Since launching two years ago, health startup Greatist has been all about content and its brand — every month, about 3 million unique visitors check out the site for a dose of content that’s part socially-savvy Buzzfeed, part fun fitness magazine and part highbrow science journal. But with the acquisition of startup Sportaneous, announced Tuesday, Greatist is expanding its identity from a company focused on content to one that builds technology.
“We have not been technologists and now we can be,” said founder and CEO Derek Flanzreich. “Now we can figure out how to get people from not just reading and talking about our content to actually doing something about it — which is ultimately our whole purpose.”
First launched a couple of years ago, Sportaneous is a small four-person startup that offers an app for finding fitness classes nearby. But like other recently acquired health startups MassiveHealth (sold to Jawbone) and 100Plus (sold to Practice Fusion), Flanzreich said Sportaneous was strong in design and technology, but was having trouble building traction.
“It’s hard to get noticed in the App Store. It’s hard to get that attention unless you’ve got some other way to drive people to that product,” Flanzreich said. “We solved that problem [by going] the other way around and building the brand first.”

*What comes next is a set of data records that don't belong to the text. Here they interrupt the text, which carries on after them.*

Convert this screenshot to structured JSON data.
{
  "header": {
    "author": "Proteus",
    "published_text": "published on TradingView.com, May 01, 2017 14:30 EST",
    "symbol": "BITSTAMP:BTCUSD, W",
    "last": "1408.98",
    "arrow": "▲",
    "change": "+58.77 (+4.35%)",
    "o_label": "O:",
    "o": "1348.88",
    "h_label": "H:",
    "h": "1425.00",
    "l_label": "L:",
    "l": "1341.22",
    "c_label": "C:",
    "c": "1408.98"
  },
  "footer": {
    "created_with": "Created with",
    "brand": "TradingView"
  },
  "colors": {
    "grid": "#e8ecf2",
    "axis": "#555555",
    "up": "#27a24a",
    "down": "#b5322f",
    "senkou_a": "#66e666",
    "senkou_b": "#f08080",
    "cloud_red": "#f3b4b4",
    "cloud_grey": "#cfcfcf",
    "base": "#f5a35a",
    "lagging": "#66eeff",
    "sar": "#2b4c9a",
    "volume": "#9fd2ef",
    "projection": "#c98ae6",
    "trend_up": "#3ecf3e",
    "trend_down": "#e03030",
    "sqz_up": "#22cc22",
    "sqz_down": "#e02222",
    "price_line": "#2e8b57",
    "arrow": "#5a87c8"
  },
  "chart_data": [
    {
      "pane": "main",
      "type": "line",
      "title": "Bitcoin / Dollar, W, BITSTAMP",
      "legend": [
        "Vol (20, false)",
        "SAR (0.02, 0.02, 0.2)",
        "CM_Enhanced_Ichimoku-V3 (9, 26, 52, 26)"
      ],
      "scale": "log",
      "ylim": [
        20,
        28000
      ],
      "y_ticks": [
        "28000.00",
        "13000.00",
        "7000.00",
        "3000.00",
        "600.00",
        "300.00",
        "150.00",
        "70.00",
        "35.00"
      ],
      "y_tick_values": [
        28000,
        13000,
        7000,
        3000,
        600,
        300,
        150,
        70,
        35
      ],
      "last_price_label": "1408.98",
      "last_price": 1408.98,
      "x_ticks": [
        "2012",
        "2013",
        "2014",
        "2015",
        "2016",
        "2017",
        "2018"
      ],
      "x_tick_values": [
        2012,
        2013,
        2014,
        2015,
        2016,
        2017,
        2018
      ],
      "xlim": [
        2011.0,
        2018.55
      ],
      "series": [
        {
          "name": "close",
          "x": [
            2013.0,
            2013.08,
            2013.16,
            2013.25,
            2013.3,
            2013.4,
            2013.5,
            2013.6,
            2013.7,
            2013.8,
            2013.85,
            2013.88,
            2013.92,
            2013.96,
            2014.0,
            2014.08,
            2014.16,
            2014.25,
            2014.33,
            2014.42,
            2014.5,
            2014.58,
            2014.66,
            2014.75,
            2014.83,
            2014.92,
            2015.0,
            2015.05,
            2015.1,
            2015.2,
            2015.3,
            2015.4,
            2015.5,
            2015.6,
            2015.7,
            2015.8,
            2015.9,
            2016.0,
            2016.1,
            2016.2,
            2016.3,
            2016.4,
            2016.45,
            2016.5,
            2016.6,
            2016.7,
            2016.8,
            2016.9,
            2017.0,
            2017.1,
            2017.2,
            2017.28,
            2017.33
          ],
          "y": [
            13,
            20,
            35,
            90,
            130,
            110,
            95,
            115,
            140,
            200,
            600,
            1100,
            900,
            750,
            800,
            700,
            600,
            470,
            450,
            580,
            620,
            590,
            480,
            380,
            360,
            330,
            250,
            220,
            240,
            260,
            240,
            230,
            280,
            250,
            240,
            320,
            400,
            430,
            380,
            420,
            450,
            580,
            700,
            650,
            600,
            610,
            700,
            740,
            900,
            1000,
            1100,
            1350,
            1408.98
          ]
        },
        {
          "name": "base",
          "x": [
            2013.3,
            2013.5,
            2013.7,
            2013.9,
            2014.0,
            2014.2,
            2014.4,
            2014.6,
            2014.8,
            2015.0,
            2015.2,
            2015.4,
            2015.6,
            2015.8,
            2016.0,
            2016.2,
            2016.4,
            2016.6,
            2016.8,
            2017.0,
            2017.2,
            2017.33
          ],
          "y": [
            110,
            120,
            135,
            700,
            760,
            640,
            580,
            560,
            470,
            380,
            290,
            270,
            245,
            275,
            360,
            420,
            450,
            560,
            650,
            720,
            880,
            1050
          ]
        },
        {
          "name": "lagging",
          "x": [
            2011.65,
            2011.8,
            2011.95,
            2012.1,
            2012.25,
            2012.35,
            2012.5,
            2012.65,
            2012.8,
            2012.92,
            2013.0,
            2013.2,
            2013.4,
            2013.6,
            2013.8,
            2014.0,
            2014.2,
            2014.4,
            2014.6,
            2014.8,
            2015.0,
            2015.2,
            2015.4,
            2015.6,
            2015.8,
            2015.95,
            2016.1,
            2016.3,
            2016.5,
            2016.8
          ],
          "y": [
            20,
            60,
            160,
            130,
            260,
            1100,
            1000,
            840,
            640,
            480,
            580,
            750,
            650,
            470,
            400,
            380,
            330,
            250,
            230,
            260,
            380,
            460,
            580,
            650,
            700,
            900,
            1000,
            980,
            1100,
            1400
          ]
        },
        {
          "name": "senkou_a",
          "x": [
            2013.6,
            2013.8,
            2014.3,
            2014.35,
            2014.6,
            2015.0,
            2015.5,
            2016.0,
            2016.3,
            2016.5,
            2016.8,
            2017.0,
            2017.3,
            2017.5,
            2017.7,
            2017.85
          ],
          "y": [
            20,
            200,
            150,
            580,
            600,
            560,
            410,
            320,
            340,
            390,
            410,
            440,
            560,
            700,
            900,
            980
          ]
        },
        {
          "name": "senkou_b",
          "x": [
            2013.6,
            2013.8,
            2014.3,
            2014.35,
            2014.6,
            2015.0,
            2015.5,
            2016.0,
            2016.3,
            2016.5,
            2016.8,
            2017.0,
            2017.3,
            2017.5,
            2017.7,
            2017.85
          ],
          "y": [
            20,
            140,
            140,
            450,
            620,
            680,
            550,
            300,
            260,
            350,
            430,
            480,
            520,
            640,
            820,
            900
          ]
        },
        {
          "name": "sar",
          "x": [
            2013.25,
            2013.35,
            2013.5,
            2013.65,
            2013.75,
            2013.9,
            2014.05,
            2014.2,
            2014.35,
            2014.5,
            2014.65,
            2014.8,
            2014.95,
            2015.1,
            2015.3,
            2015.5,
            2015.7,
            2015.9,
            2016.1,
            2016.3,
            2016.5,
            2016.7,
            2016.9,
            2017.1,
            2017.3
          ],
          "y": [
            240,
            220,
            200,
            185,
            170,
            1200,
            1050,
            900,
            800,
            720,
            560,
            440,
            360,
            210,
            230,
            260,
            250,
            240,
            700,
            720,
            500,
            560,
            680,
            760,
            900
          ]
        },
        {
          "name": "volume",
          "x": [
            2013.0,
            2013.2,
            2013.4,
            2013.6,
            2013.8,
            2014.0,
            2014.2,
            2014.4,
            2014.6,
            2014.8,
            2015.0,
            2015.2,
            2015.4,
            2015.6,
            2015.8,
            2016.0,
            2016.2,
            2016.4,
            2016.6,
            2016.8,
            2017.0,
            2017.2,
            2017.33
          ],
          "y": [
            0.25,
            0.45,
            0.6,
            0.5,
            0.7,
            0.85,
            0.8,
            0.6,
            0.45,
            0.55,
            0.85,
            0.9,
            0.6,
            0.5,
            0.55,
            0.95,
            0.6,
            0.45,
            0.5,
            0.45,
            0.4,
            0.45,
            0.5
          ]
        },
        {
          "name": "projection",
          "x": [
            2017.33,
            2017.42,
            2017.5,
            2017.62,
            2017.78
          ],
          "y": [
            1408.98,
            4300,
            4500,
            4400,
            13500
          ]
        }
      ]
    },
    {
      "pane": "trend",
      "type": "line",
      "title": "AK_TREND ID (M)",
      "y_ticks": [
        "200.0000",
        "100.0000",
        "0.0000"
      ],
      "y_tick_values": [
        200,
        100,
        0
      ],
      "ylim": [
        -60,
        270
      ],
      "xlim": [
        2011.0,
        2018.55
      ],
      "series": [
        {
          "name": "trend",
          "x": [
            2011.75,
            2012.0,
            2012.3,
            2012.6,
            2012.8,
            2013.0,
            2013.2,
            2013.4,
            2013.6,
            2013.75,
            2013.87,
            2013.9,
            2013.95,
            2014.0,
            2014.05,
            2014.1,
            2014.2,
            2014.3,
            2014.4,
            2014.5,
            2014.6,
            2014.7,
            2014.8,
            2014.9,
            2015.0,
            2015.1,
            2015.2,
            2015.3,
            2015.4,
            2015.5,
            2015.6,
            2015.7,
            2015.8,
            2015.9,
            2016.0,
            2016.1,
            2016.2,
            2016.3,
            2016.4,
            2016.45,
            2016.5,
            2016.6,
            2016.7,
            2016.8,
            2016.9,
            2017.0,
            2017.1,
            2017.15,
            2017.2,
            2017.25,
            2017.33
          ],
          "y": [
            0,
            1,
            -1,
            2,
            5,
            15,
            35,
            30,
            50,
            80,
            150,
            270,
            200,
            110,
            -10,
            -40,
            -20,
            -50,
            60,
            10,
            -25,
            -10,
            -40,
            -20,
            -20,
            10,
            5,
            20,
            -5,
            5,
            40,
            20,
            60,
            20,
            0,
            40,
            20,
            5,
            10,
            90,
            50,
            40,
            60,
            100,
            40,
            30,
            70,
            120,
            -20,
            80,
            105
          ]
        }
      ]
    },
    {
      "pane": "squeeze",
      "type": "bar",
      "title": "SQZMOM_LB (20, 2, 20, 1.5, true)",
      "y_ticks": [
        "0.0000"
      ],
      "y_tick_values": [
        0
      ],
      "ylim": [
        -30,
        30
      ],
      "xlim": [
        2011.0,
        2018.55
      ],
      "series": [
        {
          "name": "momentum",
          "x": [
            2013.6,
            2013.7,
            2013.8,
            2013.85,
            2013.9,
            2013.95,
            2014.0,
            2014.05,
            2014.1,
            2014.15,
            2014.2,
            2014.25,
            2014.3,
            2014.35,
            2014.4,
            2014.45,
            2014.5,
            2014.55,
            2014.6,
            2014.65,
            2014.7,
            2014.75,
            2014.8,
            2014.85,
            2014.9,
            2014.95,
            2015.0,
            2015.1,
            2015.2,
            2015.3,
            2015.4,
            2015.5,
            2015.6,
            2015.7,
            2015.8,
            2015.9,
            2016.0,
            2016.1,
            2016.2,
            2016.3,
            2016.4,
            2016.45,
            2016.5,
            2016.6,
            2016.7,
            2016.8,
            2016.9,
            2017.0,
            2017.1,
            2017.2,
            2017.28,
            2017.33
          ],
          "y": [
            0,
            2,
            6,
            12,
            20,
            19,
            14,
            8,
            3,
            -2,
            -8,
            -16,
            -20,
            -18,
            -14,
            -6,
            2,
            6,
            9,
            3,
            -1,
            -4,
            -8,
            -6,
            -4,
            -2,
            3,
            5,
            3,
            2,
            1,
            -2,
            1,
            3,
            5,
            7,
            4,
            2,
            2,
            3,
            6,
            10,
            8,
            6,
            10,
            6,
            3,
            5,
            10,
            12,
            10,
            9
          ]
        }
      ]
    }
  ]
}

With the Sportaneous team’s tech chops, Flanzreich said he plans to build a new product that puts a social layer around people’s fitness tracking activities. Now, Nike Fuelband users can socialize with other Fuelband users and Fitbit (see disclosure) users can communicate with other Fitbit users. But Flanzreich wants Greatist to provide a social hub that pulls in data from a range of tracking services so that people can motivate and encourage (and maybe trash talk…) friends using all kinds of devices.
Another health app, Fitocracy, enables health enthusiasts to interact with others trying to achieve similar goals (for example, people trying to keep a paleo diet or run a marathon can encourage and get motivation from others in the same camp) and it integrates with running app Runkeeper. But Greatist, which has raised a little more than $ 1.1 million, wants to reach a broader audience of people and integrate with a wider range of tracking services.
As part of the acqui-hire, Flanzreich said Sportaneous co-founder Omar Haroun will become Greatist’s chief product officer and co-founder Reuben Doetsch will be the chief technology officer. The other members of the team will join as developers.